EDIT: Patrick's answer in the comments below is exactly what I was looking and solves this.

Answer 1

I want also note that in a case when x is a large size list you may want iterator to be returned after list filtering because using iterator on a large data set may increase your performance (See Performance Advantages to Iterators? for more information). In this case you can use built-in filter(function, iterable) function that will return iterator in a Python 3.

x = ["f","f","f",0,"f",0,0,0,"f","f"]
for ch in filter(lambda sym: sym != 0, x):
    print(ch)

As a result only elements not equal to 0 will be printed. See https://docs.python.org/3/library/functions.html#filter to get more information about the filter built-in.

Another approach is to use generator comprehension. The note here is that you will be able to iterate over the generator just once. But you will also have some benefits, each result will be evaluating and yielding on the fly so your memory will be conserved by using a generator expression instead.

Just use this example to use generator comprehension:

x = ["f","f","f",0,"f",0,0,0,"f","f"]
for ch in (sym for sym in x if sym !=0):
    print(ch)

See more generator comprehension examples and advantages here https://www.python.org/dev/peps/pep-0289/

Also be accurate filtering results with True value testing.

Any object can be tested for truth value, for use in an if or while condition or as operand of the Boolean operations below. The following values are considered false:

• None
• False
• zero of any numeric type, for example, 0, 0.0, 0j.
• any empty sequence, for example, '', (), [].
• any empty mapping, for example, {}.
• instances of user-defined classes, if the class defines a bool() or len() method, when that method returns the integer zero or bool value False.

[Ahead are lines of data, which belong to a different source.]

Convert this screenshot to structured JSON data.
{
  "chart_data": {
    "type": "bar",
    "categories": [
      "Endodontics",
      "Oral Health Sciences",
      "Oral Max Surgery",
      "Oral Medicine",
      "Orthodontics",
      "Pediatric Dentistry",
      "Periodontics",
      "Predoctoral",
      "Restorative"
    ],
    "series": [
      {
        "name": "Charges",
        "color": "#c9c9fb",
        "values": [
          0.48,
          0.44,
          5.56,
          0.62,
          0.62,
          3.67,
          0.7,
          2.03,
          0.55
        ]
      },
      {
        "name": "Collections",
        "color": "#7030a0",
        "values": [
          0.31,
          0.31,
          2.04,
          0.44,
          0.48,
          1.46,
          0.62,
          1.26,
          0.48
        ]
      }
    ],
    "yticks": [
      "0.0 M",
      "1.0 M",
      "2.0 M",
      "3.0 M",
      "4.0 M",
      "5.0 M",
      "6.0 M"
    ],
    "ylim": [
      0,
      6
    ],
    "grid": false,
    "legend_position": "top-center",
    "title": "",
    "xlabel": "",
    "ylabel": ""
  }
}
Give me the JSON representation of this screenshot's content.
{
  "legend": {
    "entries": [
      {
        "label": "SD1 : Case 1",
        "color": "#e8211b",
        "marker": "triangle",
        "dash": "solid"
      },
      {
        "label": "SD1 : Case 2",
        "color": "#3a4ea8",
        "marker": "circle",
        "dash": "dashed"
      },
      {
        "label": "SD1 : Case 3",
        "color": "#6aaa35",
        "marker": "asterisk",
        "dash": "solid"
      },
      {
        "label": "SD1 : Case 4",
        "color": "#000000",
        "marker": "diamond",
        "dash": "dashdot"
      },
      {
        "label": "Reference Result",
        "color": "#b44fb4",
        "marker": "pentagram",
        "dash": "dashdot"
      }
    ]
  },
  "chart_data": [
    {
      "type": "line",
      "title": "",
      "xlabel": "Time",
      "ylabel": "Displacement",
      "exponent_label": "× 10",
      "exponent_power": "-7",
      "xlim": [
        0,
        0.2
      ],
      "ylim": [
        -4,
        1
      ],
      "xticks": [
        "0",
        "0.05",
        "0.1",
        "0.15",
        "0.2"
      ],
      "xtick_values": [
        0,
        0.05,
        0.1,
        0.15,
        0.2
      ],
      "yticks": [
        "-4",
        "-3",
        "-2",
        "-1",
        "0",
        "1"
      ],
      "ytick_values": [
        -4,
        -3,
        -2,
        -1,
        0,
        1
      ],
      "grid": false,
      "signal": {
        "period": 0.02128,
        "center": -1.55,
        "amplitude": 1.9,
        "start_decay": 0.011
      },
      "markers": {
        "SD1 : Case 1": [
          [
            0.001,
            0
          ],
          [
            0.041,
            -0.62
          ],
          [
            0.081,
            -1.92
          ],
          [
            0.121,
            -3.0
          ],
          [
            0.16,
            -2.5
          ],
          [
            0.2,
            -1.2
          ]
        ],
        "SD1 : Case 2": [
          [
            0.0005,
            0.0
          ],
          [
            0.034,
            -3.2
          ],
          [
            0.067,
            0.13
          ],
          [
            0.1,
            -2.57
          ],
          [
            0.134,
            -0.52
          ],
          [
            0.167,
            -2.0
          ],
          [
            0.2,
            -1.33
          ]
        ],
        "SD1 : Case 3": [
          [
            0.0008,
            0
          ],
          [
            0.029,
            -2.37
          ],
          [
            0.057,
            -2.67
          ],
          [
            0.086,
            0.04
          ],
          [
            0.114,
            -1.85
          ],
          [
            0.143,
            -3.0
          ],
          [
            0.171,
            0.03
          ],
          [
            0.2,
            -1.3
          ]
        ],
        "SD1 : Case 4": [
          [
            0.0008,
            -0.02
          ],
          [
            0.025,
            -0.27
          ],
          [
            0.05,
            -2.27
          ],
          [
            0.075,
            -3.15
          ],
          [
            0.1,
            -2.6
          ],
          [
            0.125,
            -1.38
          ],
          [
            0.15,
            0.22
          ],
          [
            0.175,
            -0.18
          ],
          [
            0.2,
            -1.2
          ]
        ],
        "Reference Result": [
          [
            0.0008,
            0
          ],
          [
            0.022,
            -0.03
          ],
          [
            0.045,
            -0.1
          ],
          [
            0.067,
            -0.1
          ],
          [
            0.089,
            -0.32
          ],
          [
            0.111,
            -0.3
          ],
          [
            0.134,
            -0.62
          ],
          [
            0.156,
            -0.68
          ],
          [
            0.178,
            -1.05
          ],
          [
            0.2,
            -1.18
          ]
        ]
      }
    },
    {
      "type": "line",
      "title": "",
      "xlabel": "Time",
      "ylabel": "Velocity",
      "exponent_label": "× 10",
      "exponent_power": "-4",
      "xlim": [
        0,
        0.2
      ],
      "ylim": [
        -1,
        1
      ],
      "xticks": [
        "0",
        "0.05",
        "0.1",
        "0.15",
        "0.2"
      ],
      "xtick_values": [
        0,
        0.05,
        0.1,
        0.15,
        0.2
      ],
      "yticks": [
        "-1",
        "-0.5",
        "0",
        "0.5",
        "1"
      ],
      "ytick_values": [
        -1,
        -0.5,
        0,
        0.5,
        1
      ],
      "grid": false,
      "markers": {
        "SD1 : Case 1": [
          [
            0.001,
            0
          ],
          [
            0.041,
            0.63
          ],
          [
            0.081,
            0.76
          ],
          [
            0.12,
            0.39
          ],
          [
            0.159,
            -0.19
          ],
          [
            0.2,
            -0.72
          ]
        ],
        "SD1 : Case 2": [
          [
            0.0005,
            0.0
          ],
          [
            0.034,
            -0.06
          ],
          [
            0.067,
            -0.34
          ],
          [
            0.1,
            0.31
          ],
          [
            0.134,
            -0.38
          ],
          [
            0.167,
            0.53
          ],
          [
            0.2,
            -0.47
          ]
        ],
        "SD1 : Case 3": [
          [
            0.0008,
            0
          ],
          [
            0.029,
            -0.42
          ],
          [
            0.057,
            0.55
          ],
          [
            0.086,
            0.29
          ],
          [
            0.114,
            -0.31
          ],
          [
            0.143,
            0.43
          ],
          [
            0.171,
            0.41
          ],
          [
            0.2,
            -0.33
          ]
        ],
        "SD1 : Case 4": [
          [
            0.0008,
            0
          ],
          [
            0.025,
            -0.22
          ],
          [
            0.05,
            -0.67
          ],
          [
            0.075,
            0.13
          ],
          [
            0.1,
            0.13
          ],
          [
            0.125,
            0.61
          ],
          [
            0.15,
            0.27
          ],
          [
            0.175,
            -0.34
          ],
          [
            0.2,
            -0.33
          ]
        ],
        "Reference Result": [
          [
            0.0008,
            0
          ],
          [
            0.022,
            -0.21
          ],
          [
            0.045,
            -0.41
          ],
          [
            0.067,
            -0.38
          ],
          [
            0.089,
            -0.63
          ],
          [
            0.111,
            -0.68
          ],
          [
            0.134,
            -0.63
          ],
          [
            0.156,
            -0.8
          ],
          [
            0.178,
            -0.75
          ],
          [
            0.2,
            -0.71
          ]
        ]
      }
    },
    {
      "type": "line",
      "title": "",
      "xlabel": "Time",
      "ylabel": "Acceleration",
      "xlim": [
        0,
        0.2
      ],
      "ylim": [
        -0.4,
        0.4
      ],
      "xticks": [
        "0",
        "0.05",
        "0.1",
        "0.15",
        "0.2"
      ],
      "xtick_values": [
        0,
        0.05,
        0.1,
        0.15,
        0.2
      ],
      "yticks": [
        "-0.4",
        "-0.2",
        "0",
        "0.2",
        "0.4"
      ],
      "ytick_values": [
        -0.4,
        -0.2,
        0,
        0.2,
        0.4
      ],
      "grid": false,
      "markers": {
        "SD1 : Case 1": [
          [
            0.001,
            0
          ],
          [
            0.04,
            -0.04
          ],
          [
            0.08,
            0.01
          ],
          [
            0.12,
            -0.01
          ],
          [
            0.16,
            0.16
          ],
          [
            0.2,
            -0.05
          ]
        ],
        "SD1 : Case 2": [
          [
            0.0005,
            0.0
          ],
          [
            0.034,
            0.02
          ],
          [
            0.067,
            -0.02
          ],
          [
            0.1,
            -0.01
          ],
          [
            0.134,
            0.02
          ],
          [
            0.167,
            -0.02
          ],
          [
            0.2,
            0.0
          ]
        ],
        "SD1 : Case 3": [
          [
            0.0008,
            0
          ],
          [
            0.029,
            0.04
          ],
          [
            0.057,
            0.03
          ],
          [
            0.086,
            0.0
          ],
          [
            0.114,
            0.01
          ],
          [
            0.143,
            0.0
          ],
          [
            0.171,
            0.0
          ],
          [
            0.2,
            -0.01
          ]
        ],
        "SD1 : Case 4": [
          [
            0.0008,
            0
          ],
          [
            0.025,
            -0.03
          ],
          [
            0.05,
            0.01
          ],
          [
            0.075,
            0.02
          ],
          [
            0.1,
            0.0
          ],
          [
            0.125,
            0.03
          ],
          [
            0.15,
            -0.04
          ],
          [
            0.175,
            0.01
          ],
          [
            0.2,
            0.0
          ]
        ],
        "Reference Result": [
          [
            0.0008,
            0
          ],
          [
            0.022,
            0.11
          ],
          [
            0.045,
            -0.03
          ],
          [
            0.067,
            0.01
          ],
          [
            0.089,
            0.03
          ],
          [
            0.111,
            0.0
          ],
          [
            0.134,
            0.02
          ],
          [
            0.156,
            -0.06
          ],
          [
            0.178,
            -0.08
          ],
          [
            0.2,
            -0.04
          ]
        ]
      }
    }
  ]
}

So expression [sym for sym in x if sym] will remove all False symbols (i.e. False, '', etc.) from your results. So be accurate using True value testing (see https://docs.python.org/3.6/library/stdtypes.html#truth-value-testing for more information).

Answer 2

The reason you can't do this looping forwards is because you're shortening the list as you go along, but if you loop backwards you won't have this issue:

>>> x = ["f","f","f","0","f","0","0","0","f","f"]
>>> for h in range(len(x)-1,-1,-1):
...     if x[h] == "0":
...         del x[h]
...
>>> x
['f', 'f', 'f', 'f', 'f', 'f']

Answer 3

I hope this piece of code will serve your purpose.

x = [i for i in x if i]

It's mean get all value from x which is not 0

Answer 4

Try this:

x = [h for h in x if h != 0]

---

Some small bits of advice:

1. You don't have to specify else: pass.

2. You can iterate directly over a list, i.e. instead of:

   for i in range(len(x)):
       x[i]
   

   you can simply use:

   for i in x:
       i
   

3. if x[g] == "0" would only check if x[g] is equal to the string "0", not the actual number. Judging by your code, you want if x[g] == 0 instead.

Answer 5

You can replace all 0 and "0" with:

li = ["f","f","f",0,"f",0,"0",0,"f","f"]
[y for y in l if y not in ("0",0)]

# results:
['f', 'f', 'f', 'f', 'f', 'f']